During most of the pandemic, there was a Federal Eviction Moratorium in place that prevented landlords from evicting tenants for non-payment of rent. This moratorium was put in place to reduce the possibility of forced homelessness and the health risks associated with that under a State of Emergency. The Federal Eviction Moratorium has been lifted and the pandemic is no longer treated as a State of Emergency. However, during the pandemic, the Virginia Legislature put several new laws in place that impact how long it takes to evict a tenant for non-payment of rent.
- Prior to the pandemic, if tenants were late paying rent, landlords or property managers were required to issue a 5-Day Notice of Material Noncompliance (Late Notice) to start the eviction process. New laws now require the use of a 14-Day Notice which pushes out the timeline for filing an eviction request with the court. The notice must inform tenants of the Rent Relief Program, through which they may be able to seek financial assistance for their rent payments.
- A new law (which will remain in effect through June 30, 2022) requires a landlord or property manager to apply for Rent Relief on behalf of the tenant if the tenant has not already done so. An eviction for non-payment of rent cannot occur unless the tenant’s request for assistance is declined. In our experience, it generally takes 45 days to work through the Rent Relief application process.

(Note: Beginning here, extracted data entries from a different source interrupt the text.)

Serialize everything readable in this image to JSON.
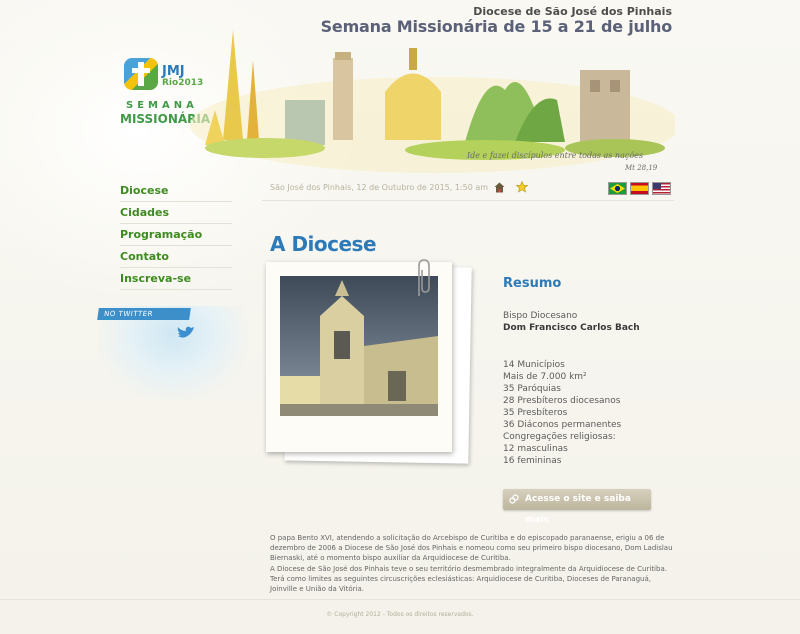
{
  "header": {
    "subtitle": "Diocese de São José dos Pinhais",
    "title": "Semana Missionária de 15 a 21 de julho",
    "banner_caption": "Ide e fazei discípulos entre todas as nações",
    "banner_verse": "Mt 28,19"
  },
  "logo": {
    "jmj": "JMJ",
    "rio": "Rio2013",
    "semana": "SEMANA",
    "missionaria": "MISSIONÁRIA"
  },
  "nav": {
    "items": [
      {
        "label": "Diocese"
      },
      {
        "label": "Cidades"
      },
      {
        "label": "Programação"
      },
      {
        "label": "Contato"
      },
      {
        "label": "Inscreva-se"
      }
    ]
  },
  "twitter": {
    "label": "NO TWITTER"
  },
  "topbar": {
    "date": "São José dos Pinhais, 12 de Outubro de 2015, 1:50 am",
    "home_icon": "home-icon",
    "favorite_icon": "star-icon",
    "languages": [
      "Português",
      "Español",
      "English"
    ]
  },
  "main": {
    "title": "A Diocese",
    "resumo": {
      "title": "Resumo",
      "bispo_label": "Bispo Diocesano",
      "bispo_name": "Dom Francisco Carlos Bach",
      "stats": [
        "14 Municípios",
        "Mais de 7.000 km²",
        "35 Paróquias",
        "28 Presbíteros diocesanos",
        "35 Presbíteros",
        "36 Diáconos permanentes",
        "Congregações religiosas:",
        "12 masculinas",
        "16 femininas"
      ],
      "cta_label": "Acesse o site e saiba mais"
    },
    "paragraphs": [
      "O papa Bento XVI, atendendo a solicitação do Arcebispo de Curitiba e do episcopado paranaense, erigiu a 06 de dezembro de 2006 a Diocese de São José dos Pinhais e nomeou como seu primeiro bispo diocesano, Dom Ladislau Biernaski, até o momento bispo auxiliar da Arquidiocese de Curitiba.",
      "A Diocese de São José dos Pinhais teve o seu território desmembrado integralmente da Arquidiocese de Curitiba. Terá como limites as seguintes circuscrições eclesiásticas: Arquidiocese de Curitiba, Dioceses de Paranaguá, Joinville e União da Vitória."
    ]
  },
  "footer": {
    "copyright": "© Copyright 2012 - Todos os direitos reservados."
  },
  "colors": {
    "accent_blue": "#2d7ab8",
    "nav_green": "#3d8b21",
    "header_title": "#5b6178",
    "background": "#f7f5ee"
  }
}
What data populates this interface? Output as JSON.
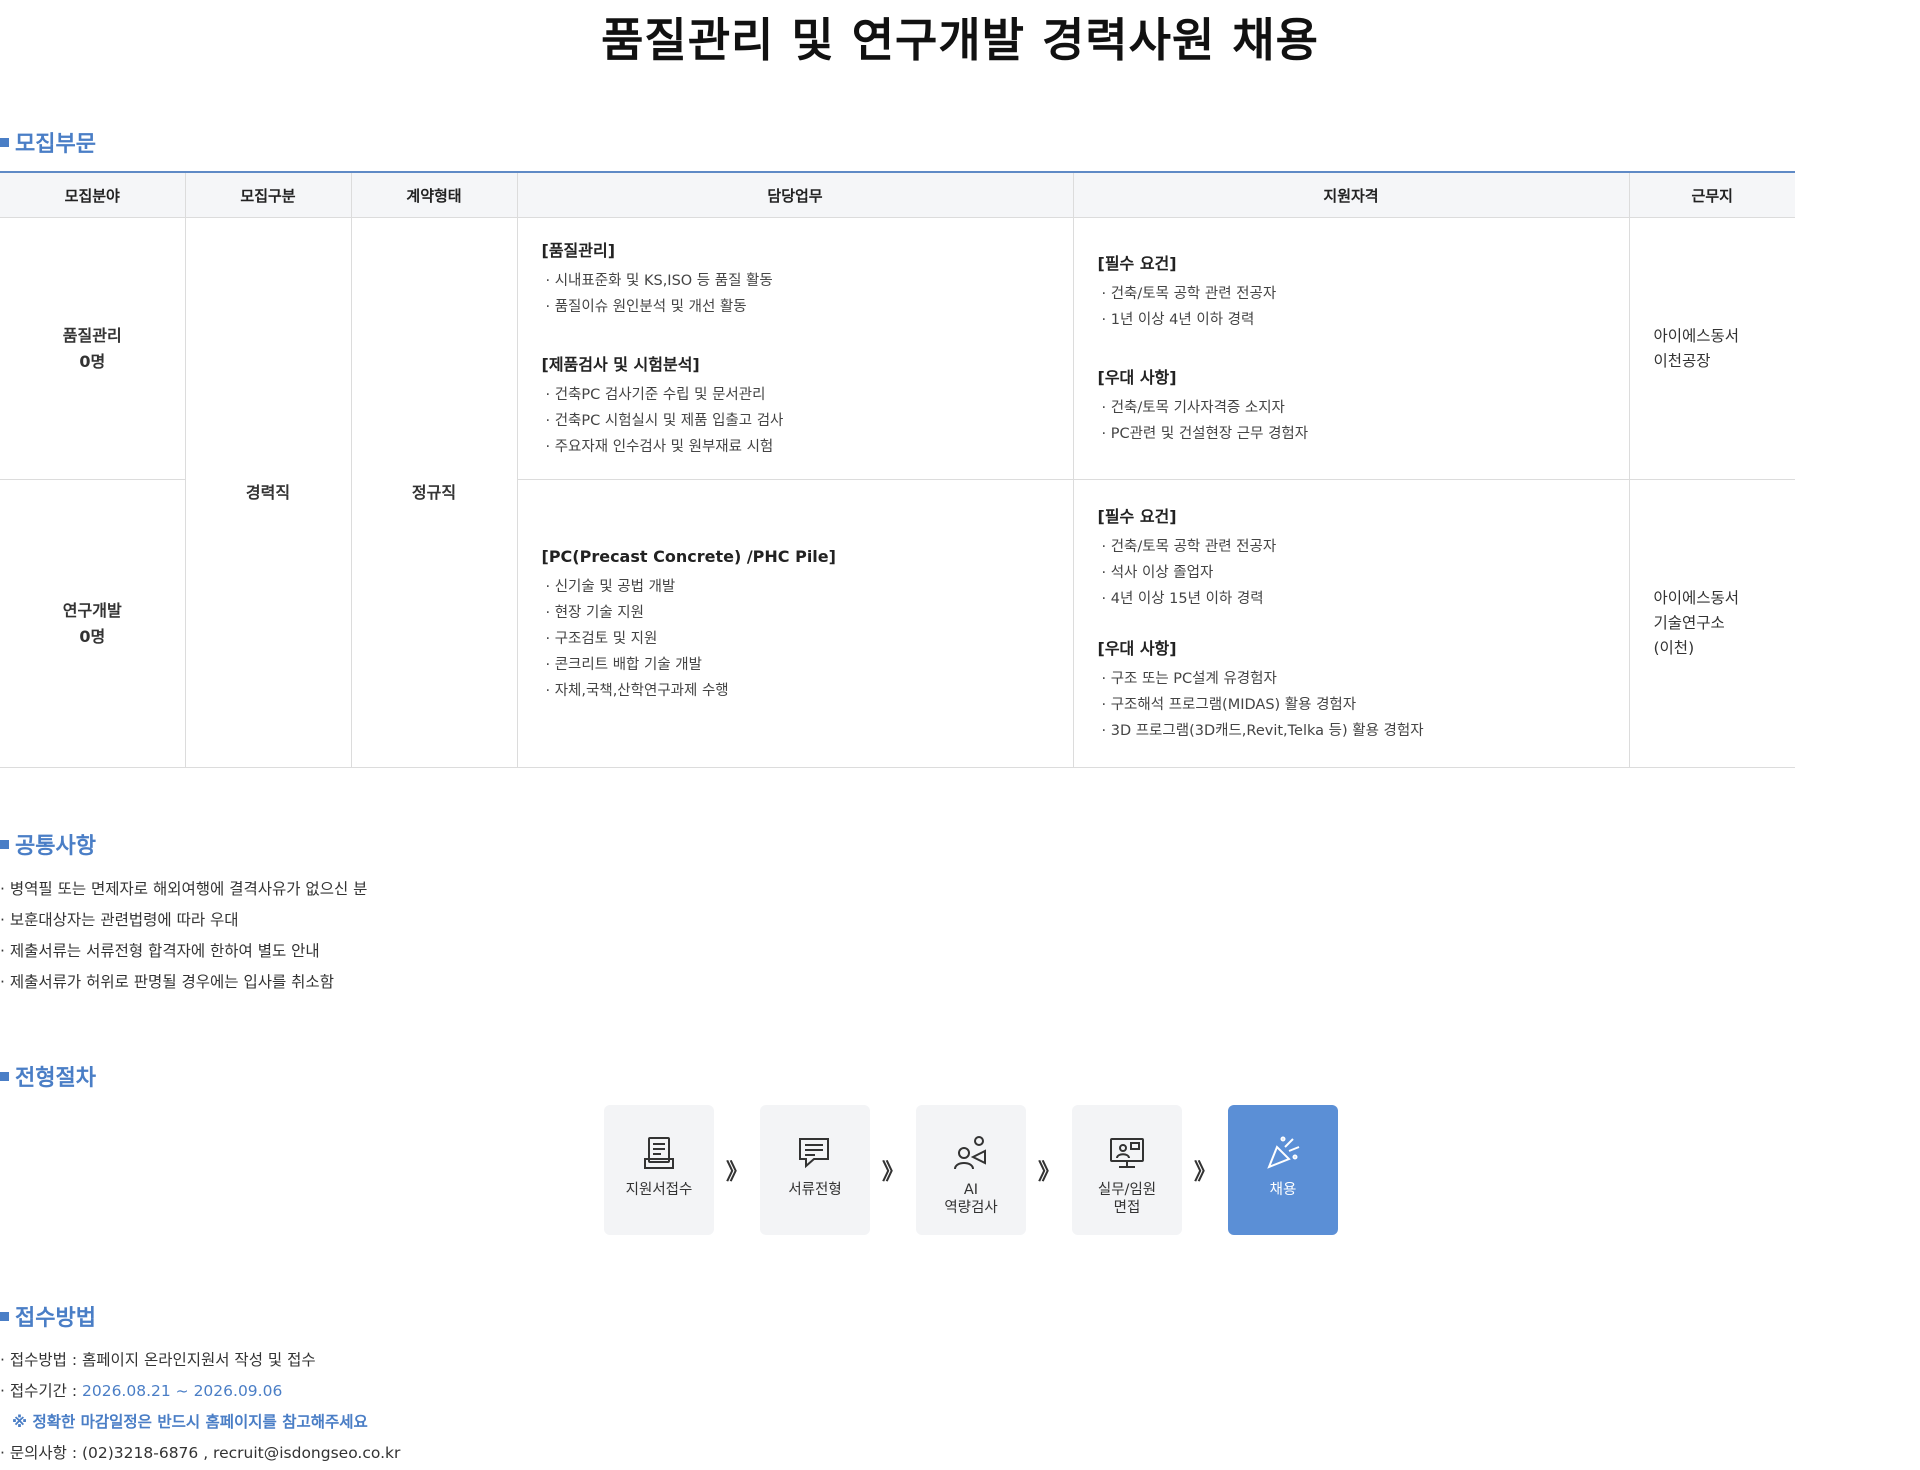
{
  "title": "품질관리 및 연구개발 경력사원 채용",
  "sections": {
    "recruit": "모집부문",
    "common": "공통사항",
    "process": "전형절차",
    "apply": "접수방법"
  },
  "table": {
    "headers": [
      "모집분야",
      "모집구분",
      "계약형태",
      "담당업무",
      "지원자격",
      "근무지"
    ],
    "shared": {
      "category": "경력직",
      "contract": "정규직"
    },
    "rows": [
      {
        "field": "품질관리",
        "count": "0명",
        "duties": [
          {
            "title": "[품질관리]",
            "items": [
              "시내표준화 및 KS,ISO 등 품질 활동",
              "품질이슈 원인분석 및 개선 활동"
            ]
          },
          {
            "title": "[제품검사 및 시험분석]",
            "items": [
              "건축PC 검사기준 수립 및 문서관리",
              "건축PC 시험실시 및 제품 입출고 검사",
              "주요자재 인수검사 및 원부재료 시험"
            ]
          }
        ],
        "qualifications": [
          {
            "title": "[필수 요건]",
            "items": [
              "건축/토목 공학 관련 전공자",
              "1년 이상 4년 이하 경력"
            ]
          },
          {
            "title": "[우대 사항]",
            "items": [
              "건축/토목 기사자격증 소지자",
              "PC관련 및 건설현장 근무 경험자"
            ]
          }
        ],
        "location": [
          "아이에스동서",
          "이천공장"
        ]
      },
      {
        "field": "연구개발",
        "count": "0명",
        "duties": [
          {
            "title": "[PC(Precast Concrete) /PHC Pile]",
            "items": [
              "신기술 및 공법 개발",
              "현장 기술 지원",
              "구조검토 및 지원",
              "콘크리트 배합 기술 개발",
              "자체,국책,산학연구과제 수행"
            ]
          }
        ],
        "qualifications": [
          {
            "title": "[필수 요건]",
            "items": [
              "건축/토목 공학 관련 전공자",
              "석사 이상 졸업자",
              "4년 이상 15년 이하 경력"
            ]
          },
          {
            "title": "[우대 사항]",
            "items": [
              "구조 또는 PC설계 유경험자",
              "구조해석 프로그램(MIDAS) 활용 경험자",
              "3D 프로그램(3D캐드,Revit,Telka 등) 활용 경험자"
            ]
          }
        ],
        "location": [
          "아이에스동서",
          "기술연구소",
          "(이천)"
        ]
      }
    ]
  },
  "common_notes": [
    "병역필 또는 면제자로 해외여행에 결격사유가 없으신 분",
    "보훈대상자는 관련법령에 따라 우대",
    "제출서류는 서류전형 합격자에 한하여 별도 안내",
    "제출서류가 허위로 판명될 경우에는 입사를 취소함"
  ],
  "process": {
    "arrow": "》",
    "steps": [
      {
        "label": "지원서접수",
        "icon": "application-form-icon"
      },
      {
        "label": "서류전형",
        "icon": "document-review-icon"
      },
      {
        "label": "AI\n역량검사",
        "icon": "ai-assessment-icon"
      },
      {
        "label": "실무/임원\n면접",
        "icon": "interview-monitor-icon"
      },
      {
        "label": "채용",
        "icon": "celebration-icon"
      }
    ],
    "final_color": "#5b8fd6"
  },
  "apply": {
    "method": "접수방법 : 홈페이지 온라인지원서 작성 및 접수",
    "period_label": "접수기간 : ",
    "period_value": "2026.08.21 ~ 2026.09.06",
    "notice": "※ 정확한 마감일정은 반드시 홈페이지를 참고해주세요",
    "contact": "문의사항 : (02)3218-6876 , recruit@isdongseo.co.kr"
  },
  "colors": {
    "accent": "#4a7ec6",
    "table_border_top": "#5f8ac6",
    "header_bg": "#f5f6f8"
  }
}
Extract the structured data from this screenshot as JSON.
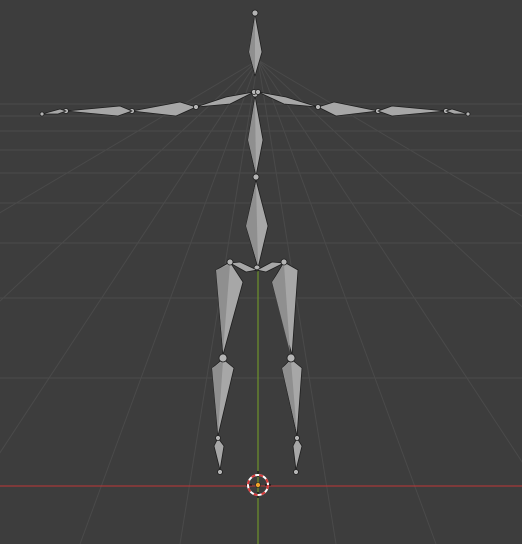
{
  "viewport": {
    "background": "#3d3d3d",
    "grid_color": "#4a4a4a",
    "x_axis_color": "#a63a3a",
    "y_axis_color": "#6a8d2c"
  },
  "armature": {
    "bone_color": "#a7a7a7",
    "outline_color": "#1e1e1e",
    "bone_count": 17
  },
  "cursor": {
    "icon": "3d-cursor-icon",
    "ring_colors": [
      "#ffffff",
      "#d93a3a"
    ],
    "center_color": "#f2a32a"
  }
}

- If a landlord owns 5 or more properties, the landlord must offer the tenant a payment plan spreading the past due rent across 6 months (or the number of months remaining in the lease). The landlord can only proceed with the eviction if the tenant does not adhere to the payment plan.
Prior to the pandemic, we would typically be able to complete an eviction in 8 weeks. Since the new laws have been put in place, we are seeing that the process may take double that time. Note that evictions for reasons other than non-payment of rent (such as lease violations or hold over tenancy) are still possible and not impacted by the new laws.
Note that the information provided above is not intended to be legal advice. Any landlord who is self-managing a property should seek legal guidance from an attorney to determine how the new laws apply to their specific situation.